Элизабет помнила Королеву. Не как страшную сказку, а как забытую колыбельную – ту, что пела ей мама, когда лихорадка скручивала детское тельце в горячий узел. «Если заблудишься, иди на запах печеных яблок», – шептали теплые материнские губы, пахнущие ромашковым чаем и домашним вареньем. «А если почуешь запах мокрой земли – беги, не оглядывайся». Мамин голос дрожал, словно натянутая струна, а за окном ветер шевелил листья старой яблони, отбрасывая на стену танцующие тени. Метка на щеке заныла, будто старая рана перед дождем. Эта отметина – темно-синяя, как синяк от упавшей сливы – всегда болела, когда Элизабет вспоминала тот день. Пространство перед ней согнулось, как подсохший лист бумаги, оставленный на солнце. Из складок материи мира проступили черты – не лица, а его тени, как будто кто-то нарисовал углем знакомые черты и стер половину, оставив лишь намек на глаза и изгиб губ. «Ты пришла», – сказала Королева голосом той самой колыбельной, но теперь в нем слышались и другие голоса: шелест осенней листвы, скрип колыбели, далекий детский смех. И в этот момент Элизабет вспомнила все. Не сестру – сестер у нее никогда не было. А девочку с каштановыми косичками из соседнего дома, Лизу, с которой они собирали землянику на опушке, смеясь над пятнами сока на своих платьицах. Ту самую Лизу, что внезапно исчезла, когда родители Элизабет ушли в город за лекарствами, оставив девочек под присмотром старого деда, который задремал на солнышке.

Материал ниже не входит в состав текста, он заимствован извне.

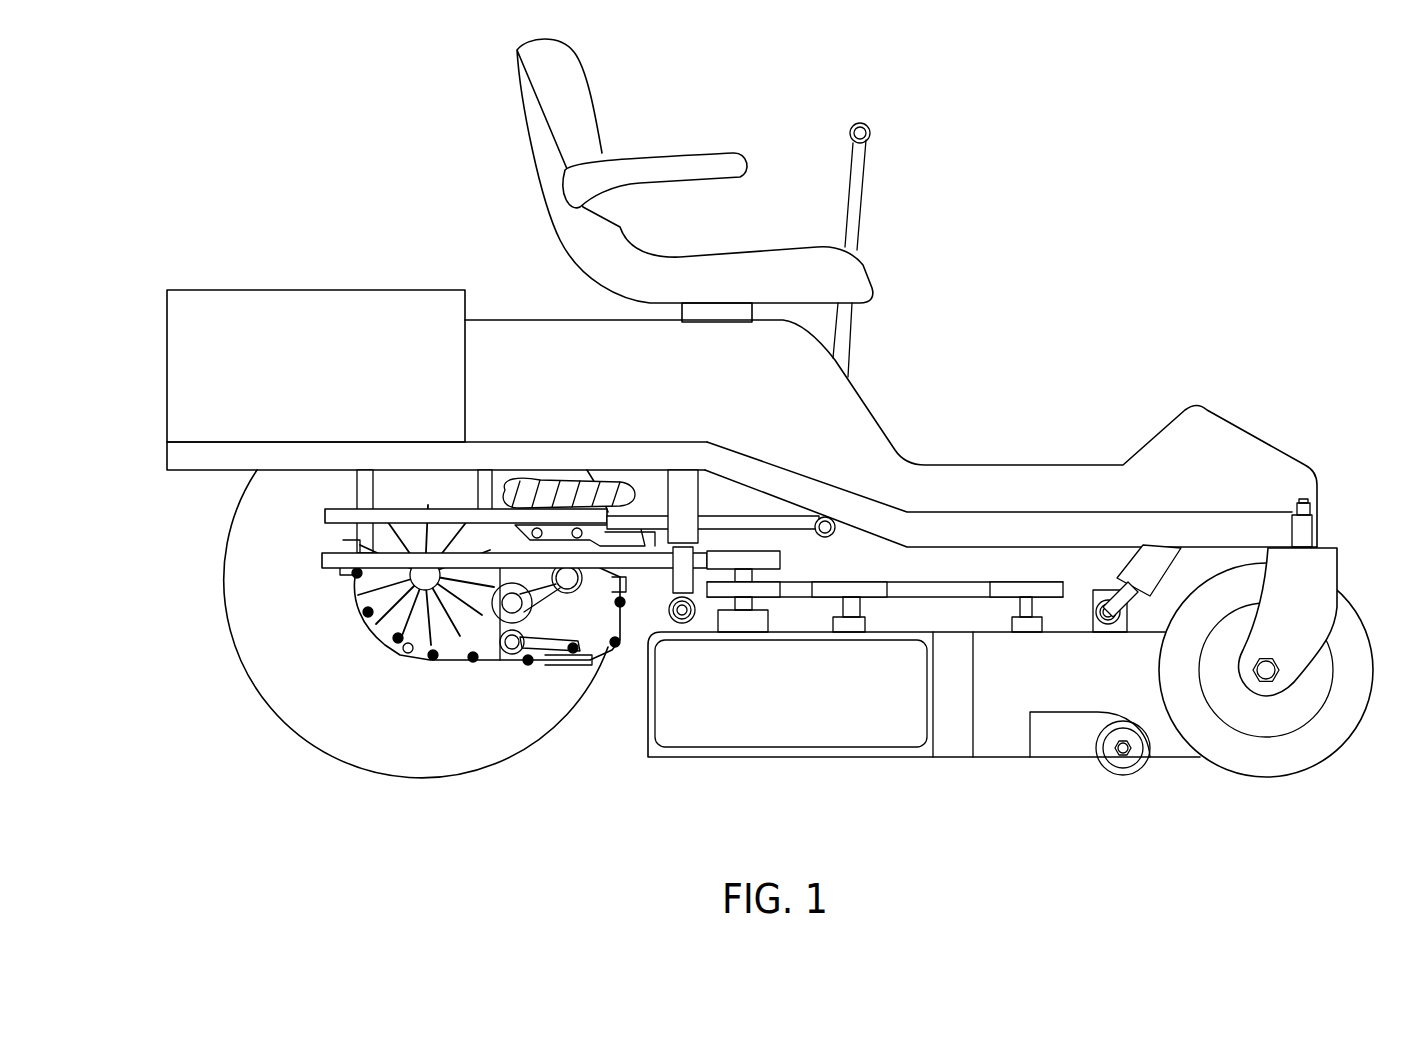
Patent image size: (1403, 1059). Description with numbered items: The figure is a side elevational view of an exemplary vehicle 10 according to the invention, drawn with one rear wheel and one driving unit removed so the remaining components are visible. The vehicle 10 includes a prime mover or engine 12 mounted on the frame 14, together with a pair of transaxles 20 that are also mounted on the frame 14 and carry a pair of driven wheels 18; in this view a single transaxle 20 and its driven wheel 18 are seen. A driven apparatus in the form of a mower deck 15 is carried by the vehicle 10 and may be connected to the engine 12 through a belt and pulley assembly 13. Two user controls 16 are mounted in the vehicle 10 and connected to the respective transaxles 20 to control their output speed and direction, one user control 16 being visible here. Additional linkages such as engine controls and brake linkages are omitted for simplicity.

The vehicle 10 is at (1067, 282).
The engine 12 is at (336, 377).
The belt and pulley assembly 13 is at (797, 568).
The frame 14 is at (968, 513).
The mower deck 15 is at (1083, 685).
The user control 16 is at (865, 183).
The driven wheel 18 is at (442, 736).
The transaxle 20 is at (346, 647).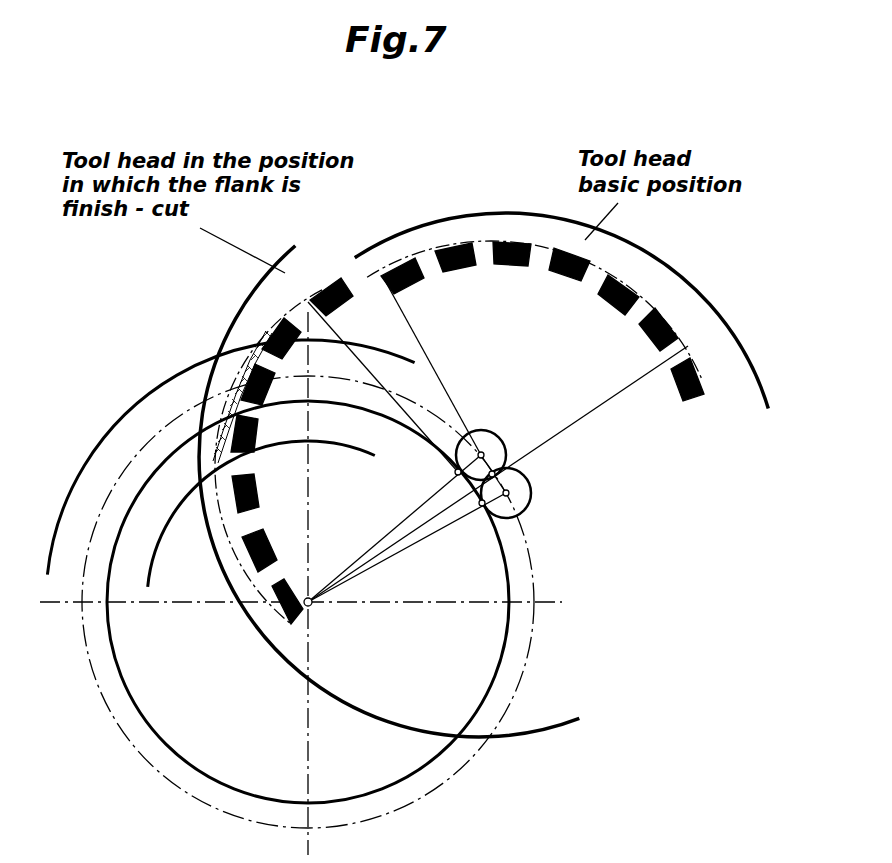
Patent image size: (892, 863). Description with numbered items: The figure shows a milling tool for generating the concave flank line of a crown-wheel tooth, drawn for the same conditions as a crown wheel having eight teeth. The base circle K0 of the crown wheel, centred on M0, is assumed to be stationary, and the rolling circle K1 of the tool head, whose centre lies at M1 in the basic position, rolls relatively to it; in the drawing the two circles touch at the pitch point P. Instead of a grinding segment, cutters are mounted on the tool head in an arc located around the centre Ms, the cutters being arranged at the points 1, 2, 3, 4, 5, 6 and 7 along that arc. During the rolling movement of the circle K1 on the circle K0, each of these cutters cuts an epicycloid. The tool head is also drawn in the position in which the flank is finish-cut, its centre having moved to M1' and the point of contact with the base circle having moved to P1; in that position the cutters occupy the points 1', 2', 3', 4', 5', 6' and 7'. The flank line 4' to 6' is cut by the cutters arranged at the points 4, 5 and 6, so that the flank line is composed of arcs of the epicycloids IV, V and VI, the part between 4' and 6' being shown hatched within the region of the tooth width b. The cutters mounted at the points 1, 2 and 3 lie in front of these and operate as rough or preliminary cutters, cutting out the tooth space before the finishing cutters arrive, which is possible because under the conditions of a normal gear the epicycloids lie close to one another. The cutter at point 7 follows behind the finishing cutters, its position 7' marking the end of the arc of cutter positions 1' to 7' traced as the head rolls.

The cutter point 1 is at (395, 273).
The cutter point 2 is at (450, 251).
The cutter point 3 is at (507, 243).
The cutter point 4 is at (567, 254).
The cutter point 5 is at (618, 284).
The cutter point 6 is at (658, 319).
The cutter point 7 is at (689, 370).
The cutter position 1' is at (287, 612).
The cutter position 2' is at (255, 562).
The cutter position 3' is at (236, 503).
The flank line end point 4' is at (231, 440).
The flank line point 5' is at (247, 384).
The flank line end point 6' is at (276, 338).
The cutter position 7' is at (322, 297).
The workpiece axis / center M0 is at (324, 617).
The tool head axis in basic position M1 is at (420, 544).
The tool head axis in finish-cut position M1' is at (407, 516).
The centre of the cutter arc Ms is at (494, 472).
The base circle of the crown wheel K0 is at (504, 651).
The rolling circle K1 is at (506, 493).
The pitch point in basic position P is at (476, 516).
The pitch point in finish-cut position P1 is at (457, 486).
The tooth width b is at (150, 560).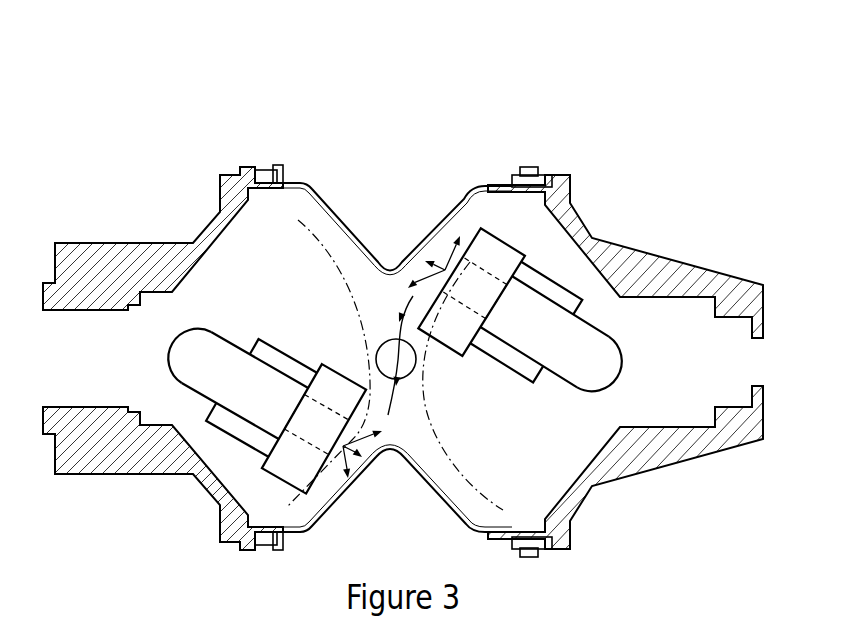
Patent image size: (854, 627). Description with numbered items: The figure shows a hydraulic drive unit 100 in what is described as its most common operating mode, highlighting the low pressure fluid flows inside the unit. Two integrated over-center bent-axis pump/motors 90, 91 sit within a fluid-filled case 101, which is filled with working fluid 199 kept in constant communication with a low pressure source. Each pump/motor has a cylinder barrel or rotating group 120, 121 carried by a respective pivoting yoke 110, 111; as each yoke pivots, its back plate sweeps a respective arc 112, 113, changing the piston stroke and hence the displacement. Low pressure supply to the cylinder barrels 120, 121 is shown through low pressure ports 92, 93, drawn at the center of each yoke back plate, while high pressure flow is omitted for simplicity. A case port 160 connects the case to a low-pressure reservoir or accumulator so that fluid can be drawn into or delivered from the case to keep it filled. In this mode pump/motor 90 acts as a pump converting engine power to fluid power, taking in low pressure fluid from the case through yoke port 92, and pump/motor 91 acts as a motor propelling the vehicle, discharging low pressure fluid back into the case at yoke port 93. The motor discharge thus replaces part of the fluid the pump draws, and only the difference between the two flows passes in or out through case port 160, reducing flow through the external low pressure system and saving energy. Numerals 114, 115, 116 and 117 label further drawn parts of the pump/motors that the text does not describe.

The hydraulic drive unit 100 is at (90, 109).
The pump/motor 90 is at (245, 43).
The pump/motor 91 is at (508, 48).
The fluid-filled case 101 is at (345, 220).
The working fluid 199 is at (373, 255).
The case port 160 is at (412, 452).
The yoke 110 is at (300, 355).
The yoke 111 is at (572, 222).
The arc 112 is at (316, 229).
The arc 113 is at (432, 425).
The first plunger 114 is at (197, 358).
The second plunger 115 is at (595, 362).
The first coil housing 116 is at (228, 342).
The second coil housing 117 is at (586, 338).
The cylinder barrel/rotating group 120 is at (259, 335).
The cylinder barrel/rotating group 121 is at (559, 285).
The low pressure port 92 is at (340, 448).
The low pressure port 93 is at (474, 237).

«Я искала ее», – прошептала Элизабет, и в горле встал ком, как в тот день, когда она, охрипшая, вернулась с поисков. Она помнила, как звала подругу, как бродила между деревьями до темноты, как ее охватил ледяной ужас, когда она нашла лишь корзинку с ягодами, опрокинутую у старого дуба. Помнила, как взрослые потом запретили ей говорить об этом, шепчась за закрытыми дверями о «несчастном случае» и «лучше не тревожить». Королева покачала головой, и этот жест напомнил Элизабет, как качаются верхушки берез перед грозой – плавно, почти торжественно. В ее движении была вековая мудрость старого леса, помнящего каждую упавшую веточку, каждую потерянную детскую рукавичку. «Ты была ребенком, — сказала она, и в голосе не было обвинения, лишь безмерная грусть, как в звуке дождевых капель, падающих на осенние листья. — Дети не виноваты, что взрослые учат их забывать. Что прячут правду за плотными шторами молчания, как неприличные фотографии в семейном альбоме». Ее рука, была ли это ветка, покрытая инеем, луч света, пробивающийся сквозь листву, нить судьбы, сотканная из лунных лучей, коснулась метки, и Элизабет почувствовала, как по щеке скатывается слеза – первая за все эти годы. «Но теперь ты помнишь», – прошептала Королева, и в ее словах была не угроза, а освобождение. И мир раскрылся перед Элизабет, как старая книга на нужной странице – той самой, что когда-то поспешно захлопнули, оставив между страниц засохший цветок клевера. Теперь она могла читать дальше.